Database Types
Updated June 3, 2026One of the most consequential decisions you'll make in a system design is: what kind of database do you reach for? Engineers get this wrong all the time, either defaulting to whatever they know or over-engineering a solution that calls for a plain old relational table.
The good news is there are really only a handful of database categories, and each one has a clear sweet spot. Once you understand the mental model, picking the right one becomes almost obvious.
The Big Picture
Databases aren't a monolith. They're a spectrum of trade-offs: structure vs flexibility, read speed vs write speed, query power vs operational simplicity. Here's the full taxonomy before we dive in:
| Type | Model | Famous Examples |
|---|---|---|
| Relational | Tables & rows | PostgreSQL, MySQL, SQLite |
| Document | JSON/BSON documents | MongoDB, Firestore, CouchDB |
| Key-Value | Key → value map | Redis, DynamoDB, etcd |
| Wide-Column | Column families | Cassandra, HBase, Bigtable |
| Graph | Nodes & edges | Neo4j, Amazon Neptune |
| Time-Series | Timestamped events | InfluxDB, TimescaleDB, Prometheus |
| Search | Inverted indexes | Elasticsearch, Algolia, Typesense |
Relational Databases
Think of a relational database as the responsible adult in the room. Data lives in tables with strict schemas. Rows relate to rows in other tables through foreign keys. You query it all with SQL — a language that's been refined over 50 years.
Why they're great: ACID guarantees, mature tooling, powerful joins, excellent for complex queries.
Real examples: PostgreSQL (the gold standard for most web apps), MySQL (ubiquitous in legacy systems), SQLite (embedded in every iOS and Android app on the planet).
Use when: You have structured, relational data. Orders, customers, products, invoices — anything that fits naturally into tables.
If you don't know which database to pick, start with PostgreSQL. Seriously. It handles JSON, full-text search, geospatial queries, and scales surprisingly far before you need to switch.
Which database type would you reach for first when building a typical web app with structured, relational data and no extreme scale requirements?
Document Databases
Instead of rows and tables, document databases store self-contained JSON (or BSON) documents. Each document can have a completely different shape — no rigid schema required.
Think of it like filing cabinets. A relational database is a spreadsheet where every row must have the same columns. A document database is a folder where each file can look completely different.
Real examples: MongoDB (most popular), Firestore (Firebase's serverless option), CouchDB (great offline sync story).

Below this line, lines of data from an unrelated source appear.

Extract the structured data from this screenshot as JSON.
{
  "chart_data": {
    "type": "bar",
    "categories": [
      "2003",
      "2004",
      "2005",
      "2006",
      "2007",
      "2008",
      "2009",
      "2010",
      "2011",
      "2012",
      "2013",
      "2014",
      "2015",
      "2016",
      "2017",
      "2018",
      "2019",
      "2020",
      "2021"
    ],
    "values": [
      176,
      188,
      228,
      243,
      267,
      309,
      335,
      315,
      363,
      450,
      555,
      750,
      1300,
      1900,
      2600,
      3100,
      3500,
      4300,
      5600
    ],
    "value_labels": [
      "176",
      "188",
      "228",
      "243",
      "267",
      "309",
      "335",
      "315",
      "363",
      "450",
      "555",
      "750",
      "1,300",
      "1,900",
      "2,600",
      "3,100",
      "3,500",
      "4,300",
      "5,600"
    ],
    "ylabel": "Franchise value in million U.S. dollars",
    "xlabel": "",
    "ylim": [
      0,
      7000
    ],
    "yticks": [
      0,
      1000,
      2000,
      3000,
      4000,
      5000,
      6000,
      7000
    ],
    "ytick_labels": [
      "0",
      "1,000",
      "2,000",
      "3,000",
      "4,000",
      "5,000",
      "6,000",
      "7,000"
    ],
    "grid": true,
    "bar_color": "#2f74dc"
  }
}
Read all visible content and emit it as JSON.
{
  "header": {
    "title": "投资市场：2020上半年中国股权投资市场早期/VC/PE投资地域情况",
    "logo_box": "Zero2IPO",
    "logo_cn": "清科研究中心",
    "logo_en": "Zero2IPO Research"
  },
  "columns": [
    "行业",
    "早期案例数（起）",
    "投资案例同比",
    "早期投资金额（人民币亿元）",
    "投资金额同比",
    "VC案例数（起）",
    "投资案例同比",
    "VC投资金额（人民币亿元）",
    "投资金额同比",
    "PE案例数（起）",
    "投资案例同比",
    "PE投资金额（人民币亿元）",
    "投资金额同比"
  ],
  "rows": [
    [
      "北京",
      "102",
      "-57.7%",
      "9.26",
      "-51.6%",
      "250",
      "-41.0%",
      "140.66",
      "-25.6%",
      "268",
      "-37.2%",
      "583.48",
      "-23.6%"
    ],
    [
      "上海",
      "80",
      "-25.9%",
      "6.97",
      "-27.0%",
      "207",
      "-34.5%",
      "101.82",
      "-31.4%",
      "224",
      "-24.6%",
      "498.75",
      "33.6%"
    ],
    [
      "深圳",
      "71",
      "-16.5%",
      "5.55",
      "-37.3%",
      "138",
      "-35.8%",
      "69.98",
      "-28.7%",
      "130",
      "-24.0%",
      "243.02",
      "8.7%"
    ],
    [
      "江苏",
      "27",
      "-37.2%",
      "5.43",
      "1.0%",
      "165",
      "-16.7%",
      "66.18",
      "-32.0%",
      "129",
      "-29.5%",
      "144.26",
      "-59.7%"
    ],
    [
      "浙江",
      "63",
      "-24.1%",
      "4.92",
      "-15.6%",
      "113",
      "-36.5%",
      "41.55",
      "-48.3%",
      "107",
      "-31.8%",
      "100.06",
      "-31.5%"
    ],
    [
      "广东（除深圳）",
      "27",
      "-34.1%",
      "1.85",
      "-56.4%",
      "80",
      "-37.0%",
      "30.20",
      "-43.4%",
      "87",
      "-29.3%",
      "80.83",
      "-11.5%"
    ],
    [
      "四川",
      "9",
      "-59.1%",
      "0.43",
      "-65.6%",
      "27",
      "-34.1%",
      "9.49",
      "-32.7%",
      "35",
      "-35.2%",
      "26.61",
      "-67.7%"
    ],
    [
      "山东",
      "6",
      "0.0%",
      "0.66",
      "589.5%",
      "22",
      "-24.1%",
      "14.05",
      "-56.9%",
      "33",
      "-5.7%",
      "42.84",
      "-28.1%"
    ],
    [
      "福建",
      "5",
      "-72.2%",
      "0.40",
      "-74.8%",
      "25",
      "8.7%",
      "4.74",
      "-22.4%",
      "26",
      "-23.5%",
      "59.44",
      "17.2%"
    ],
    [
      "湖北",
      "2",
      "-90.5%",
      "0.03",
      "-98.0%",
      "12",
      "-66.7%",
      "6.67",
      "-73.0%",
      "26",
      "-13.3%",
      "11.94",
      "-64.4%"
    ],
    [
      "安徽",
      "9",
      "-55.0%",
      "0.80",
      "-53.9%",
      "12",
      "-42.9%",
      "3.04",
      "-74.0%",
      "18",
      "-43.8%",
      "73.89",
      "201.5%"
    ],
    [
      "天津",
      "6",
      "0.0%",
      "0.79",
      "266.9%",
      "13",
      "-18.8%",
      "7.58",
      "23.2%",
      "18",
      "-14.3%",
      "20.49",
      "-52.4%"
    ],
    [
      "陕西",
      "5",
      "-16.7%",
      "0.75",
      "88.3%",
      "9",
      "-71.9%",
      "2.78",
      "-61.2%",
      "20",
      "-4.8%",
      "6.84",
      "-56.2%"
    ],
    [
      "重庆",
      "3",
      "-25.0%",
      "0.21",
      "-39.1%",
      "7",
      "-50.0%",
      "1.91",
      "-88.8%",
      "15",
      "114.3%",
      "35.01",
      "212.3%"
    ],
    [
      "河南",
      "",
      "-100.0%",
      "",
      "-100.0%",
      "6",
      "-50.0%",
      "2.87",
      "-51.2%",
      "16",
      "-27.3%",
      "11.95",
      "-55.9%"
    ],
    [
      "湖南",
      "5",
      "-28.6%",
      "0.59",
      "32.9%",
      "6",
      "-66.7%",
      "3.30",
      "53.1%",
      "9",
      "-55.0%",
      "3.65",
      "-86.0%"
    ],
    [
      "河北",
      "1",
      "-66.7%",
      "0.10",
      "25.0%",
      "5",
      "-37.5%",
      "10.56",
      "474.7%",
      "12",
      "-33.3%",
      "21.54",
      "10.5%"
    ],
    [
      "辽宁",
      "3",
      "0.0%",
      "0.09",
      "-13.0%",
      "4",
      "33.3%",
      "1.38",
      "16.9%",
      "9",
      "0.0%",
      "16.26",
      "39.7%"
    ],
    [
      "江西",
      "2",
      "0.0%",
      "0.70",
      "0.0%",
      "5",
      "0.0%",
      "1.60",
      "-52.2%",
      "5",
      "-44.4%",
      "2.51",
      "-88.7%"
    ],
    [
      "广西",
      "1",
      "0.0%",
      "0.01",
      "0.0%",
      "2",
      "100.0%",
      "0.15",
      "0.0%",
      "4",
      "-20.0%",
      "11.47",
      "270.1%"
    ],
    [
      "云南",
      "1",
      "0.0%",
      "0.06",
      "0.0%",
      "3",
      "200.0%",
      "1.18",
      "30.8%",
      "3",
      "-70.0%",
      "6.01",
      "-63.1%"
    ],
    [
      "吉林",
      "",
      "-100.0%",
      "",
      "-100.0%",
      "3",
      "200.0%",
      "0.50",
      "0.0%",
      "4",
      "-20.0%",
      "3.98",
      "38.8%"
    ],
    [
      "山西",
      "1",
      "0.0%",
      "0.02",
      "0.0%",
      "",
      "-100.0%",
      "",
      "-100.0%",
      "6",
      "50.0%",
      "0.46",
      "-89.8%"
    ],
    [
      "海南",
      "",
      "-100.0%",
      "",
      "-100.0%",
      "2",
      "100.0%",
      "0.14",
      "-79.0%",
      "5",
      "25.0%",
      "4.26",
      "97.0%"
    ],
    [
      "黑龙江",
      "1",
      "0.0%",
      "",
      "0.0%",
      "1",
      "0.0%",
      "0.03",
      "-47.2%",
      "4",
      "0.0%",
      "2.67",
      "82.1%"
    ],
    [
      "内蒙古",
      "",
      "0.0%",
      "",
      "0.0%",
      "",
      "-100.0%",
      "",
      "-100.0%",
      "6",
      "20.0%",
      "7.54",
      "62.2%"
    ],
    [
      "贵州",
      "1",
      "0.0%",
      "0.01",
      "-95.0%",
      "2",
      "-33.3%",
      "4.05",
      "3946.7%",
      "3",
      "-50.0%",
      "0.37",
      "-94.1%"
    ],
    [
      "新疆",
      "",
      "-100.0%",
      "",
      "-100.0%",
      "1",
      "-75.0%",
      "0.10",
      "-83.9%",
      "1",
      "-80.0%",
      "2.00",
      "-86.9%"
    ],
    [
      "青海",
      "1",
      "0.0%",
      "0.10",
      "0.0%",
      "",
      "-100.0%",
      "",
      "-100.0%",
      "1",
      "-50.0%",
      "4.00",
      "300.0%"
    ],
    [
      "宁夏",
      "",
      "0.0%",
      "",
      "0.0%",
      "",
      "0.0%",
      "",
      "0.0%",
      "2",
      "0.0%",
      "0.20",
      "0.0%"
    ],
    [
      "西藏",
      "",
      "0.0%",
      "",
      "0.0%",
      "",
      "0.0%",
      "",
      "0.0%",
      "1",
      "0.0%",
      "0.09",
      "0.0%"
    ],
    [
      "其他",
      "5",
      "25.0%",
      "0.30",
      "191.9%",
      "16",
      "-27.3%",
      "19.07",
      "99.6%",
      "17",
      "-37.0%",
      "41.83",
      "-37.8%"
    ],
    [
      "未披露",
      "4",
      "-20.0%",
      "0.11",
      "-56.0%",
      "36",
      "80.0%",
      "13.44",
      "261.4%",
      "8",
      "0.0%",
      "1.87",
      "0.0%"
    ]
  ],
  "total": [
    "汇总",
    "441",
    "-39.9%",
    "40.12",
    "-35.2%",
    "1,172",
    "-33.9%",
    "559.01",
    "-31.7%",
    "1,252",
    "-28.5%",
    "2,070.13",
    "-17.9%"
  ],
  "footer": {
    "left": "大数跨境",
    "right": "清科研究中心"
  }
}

Use when: Data is naturally hierarchical or nested. Product catalogs (each product has different attributes), user profiles (some users have addresses, some don't), CMS content (articles with varying fields).
Watch out for: No native joins means you either embed data (which makes documents fat) or do multiple round-trips. Consistency guarantees are usually weaker too.
A document database is a better fit than a relational database when your data has varying fields across records (e.g., a product catalog where every product type has different attributes).
Key-Value Stores
This is the simplest possible data model: you give it a key, it gives you a value. That's it. No schema, no query language, no joins.
The simplicity is a feature, not a limitation. Because there's so little overhead, key-value stores are blazing fast — often operating in-memory with sub-millisecond latency.
Real examples: Redis (the Swiss Army knife of key-value — also a cache, queue, and pub/sub system), DynamoDB (AWS's fully managed key-value store that scales to any size), etcd (used by Kubernetes to store cluster state).
Use when: You need fast lookups by a single key. Caching, session storage, rate limiting counters, feature flags, leaderboards.
Don't use when: You need complex queries, range scans, or relationships.
What makes key-value stores like Redis exceptionally fast compared to other database types?
Wide-Column Databases
Wide-column stores are like relational databases that got stretched sideways. Data is organized into rows and columns, but unlike SQL, columns are grouped into "column families," and different rows can have completely different columns.
The key insight: reads and writes are optimized per column family, not per row. This makes wide-column databases exceptional for time-series-ish workloads and massive-scale analytics.
Real examples: Apache Cassandra (powers Discord's message storage at billions of messages), HBase (sits on top of HDFS, used by Facebook for messages at one point), Google Bigtable (the original wide-column store, now a managed GCP product).
Use when: You have billions of rows, heavy write throughput, and access patterns you know in advance. Think IoT sensor data, activity feeds, audit logs.
Trade-offs: Cassandra, for instance, has no joins, limited ad-hoc query support, and requires you to design your data model around your queries (not the other way around).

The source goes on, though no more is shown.